Working through some of the samples since i want to use temporal to solve a subscription use case. Im not sure how to test the following code in jest to show that when a cancel signal is received the subscription is terminated early (and the mock billing method is called < maxBillingPeriod).

async function BillingCycle(customer: Customer) {

  const status = useSubscriptionStore();
  const { maxBillingPeriods, billingPeriod} = customer;

  // Charge the customer at the end of each billing period
  while (status.value.billingPeriodsCharged < maxBillingPeriods) {

    if (await condition((() => status.value.isCanceled), billingPeriod)) {
      break;
    }    
    await chargeCustomerForBillingPeriod(customer);
    status.value.billingPeriodsCharged += 1;
  }
  await sendSubscriptionOverEmail(customer.email);
}

I get automatic time skippping from the Testing TypeScript Workflows | Legacy documentation for Temporal SDKs docs but manual time skipping doesnt seem to work. when i use start() instead of execute to start the test environment workflow my jest throws a timeout error meaning there is something wrong with the timeskipping sleep method. My test is written something like…

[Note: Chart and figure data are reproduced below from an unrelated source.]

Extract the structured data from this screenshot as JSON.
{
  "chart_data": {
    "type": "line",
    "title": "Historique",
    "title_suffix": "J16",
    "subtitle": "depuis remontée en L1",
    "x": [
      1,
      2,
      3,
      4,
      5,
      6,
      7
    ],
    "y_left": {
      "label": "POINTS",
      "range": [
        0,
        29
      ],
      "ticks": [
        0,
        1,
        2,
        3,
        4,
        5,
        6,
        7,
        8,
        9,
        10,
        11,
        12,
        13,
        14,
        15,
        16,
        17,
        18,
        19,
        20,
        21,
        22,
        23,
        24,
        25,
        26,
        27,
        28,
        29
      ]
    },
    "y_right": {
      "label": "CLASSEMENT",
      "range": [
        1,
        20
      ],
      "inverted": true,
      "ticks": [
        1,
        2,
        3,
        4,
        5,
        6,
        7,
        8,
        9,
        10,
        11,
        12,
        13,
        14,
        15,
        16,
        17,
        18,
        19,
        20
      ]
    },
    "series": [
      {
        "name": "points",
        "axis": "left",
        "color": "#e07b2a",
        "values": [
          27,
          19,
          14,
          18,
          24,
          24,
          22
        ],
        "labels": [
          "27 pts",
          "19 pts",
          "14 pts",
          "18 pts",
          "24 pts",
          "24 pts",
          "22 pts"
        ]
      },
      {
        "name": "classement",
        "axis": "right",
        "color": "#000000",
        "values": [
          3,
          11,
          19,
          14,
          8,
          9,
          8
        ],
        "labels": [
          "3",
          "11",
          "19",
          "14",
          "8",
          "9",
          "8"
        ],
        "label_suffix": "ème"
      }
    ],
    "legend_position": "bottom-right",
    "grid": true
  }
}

    it('cancels a subscription', async () => {
        const worker = await Worker.create({
            connection: testEnv.nativeConnection,
            taskQueue: 'test',
            activities: mockActivities,
            workflowsPath: require.resolve('./workflows'),
        });

        const handle = await testEnv.client.workflow.start(SubscriptionWorkflow, {
            args: [{
                email: 'ian-kaplan-2',
                billingPeriod: '30 seconds',
                trialPeriod: '30 seconds',
                maxBillingPeriods: 5,
                initialBillingPeriodCharge: 10,
                id: 'ian-kaplan-2',
            }],
            workflowId: 'workflow-1',
            taskQueue: 'test',
        });
        await testEnv.sleep(1000 * 50);
        await handle.signal(cancelSubscription);
        await handle.cancel()
        expect(mockActivities.chargeCustomerForBillingPeriod).toBeCalledTimes(1);
    });

any help would be appreciated. thanks!

It doesn’t look like you’re running the worker in the test.

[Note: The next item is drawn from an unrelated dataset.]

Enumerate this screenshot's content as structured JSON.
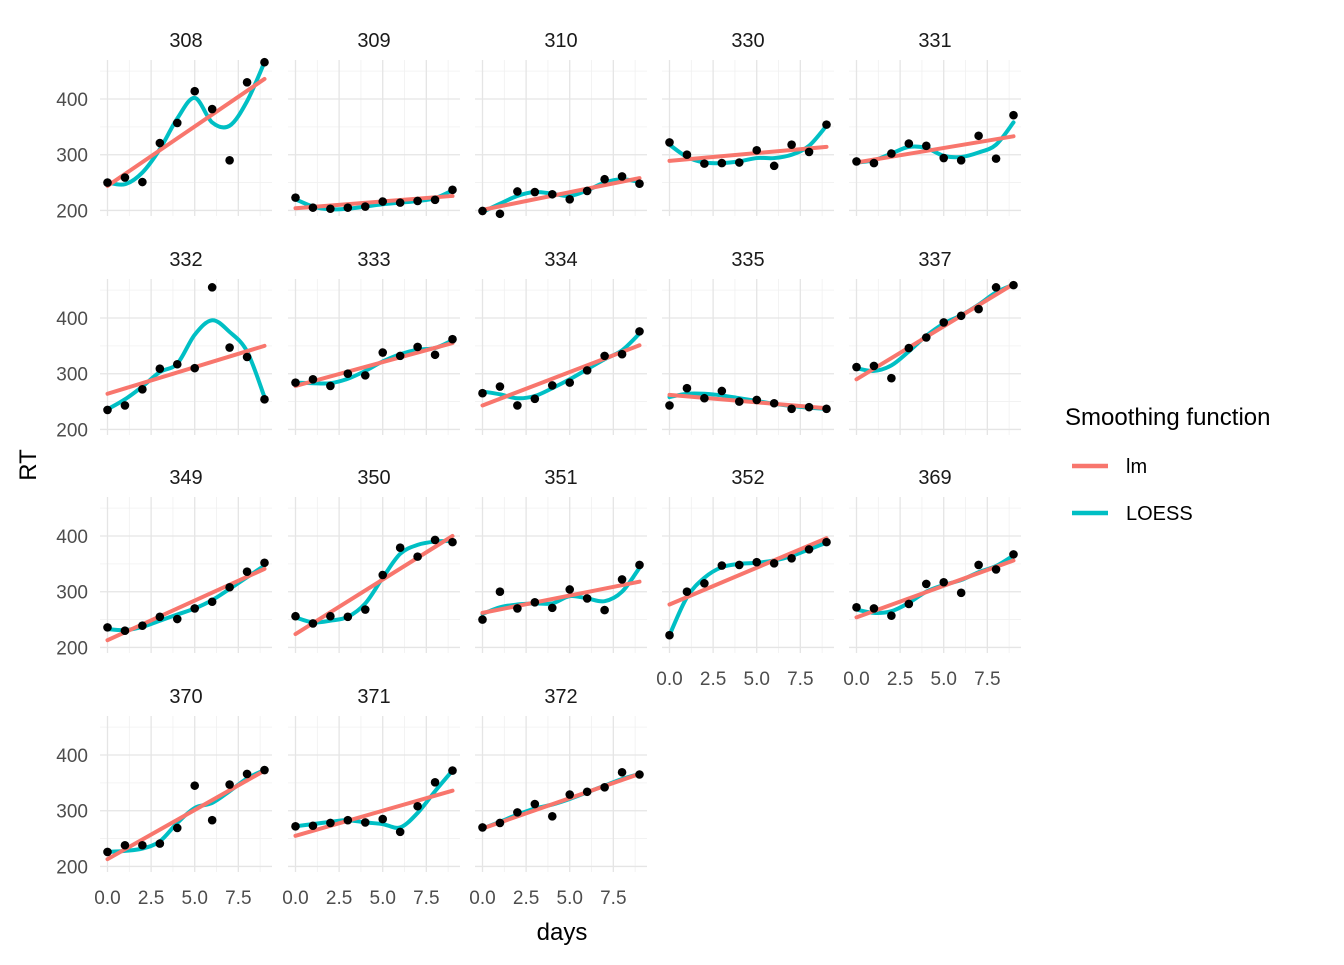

@bergundy at what point would i run the worker? i treid calling worker.run() after creating the worker and i get the same timeout. How would i start the worker in this case given that im calling workflow.start and not workflow.execute?

I recommend running the worker with runUntil and putting the entire contents of the client code (including the sleep) in the async block.

See this example: Testing TypeScript Workflows | Legacy documentation for Temporal SDKs
And note that runUntil accepts an async function or promise.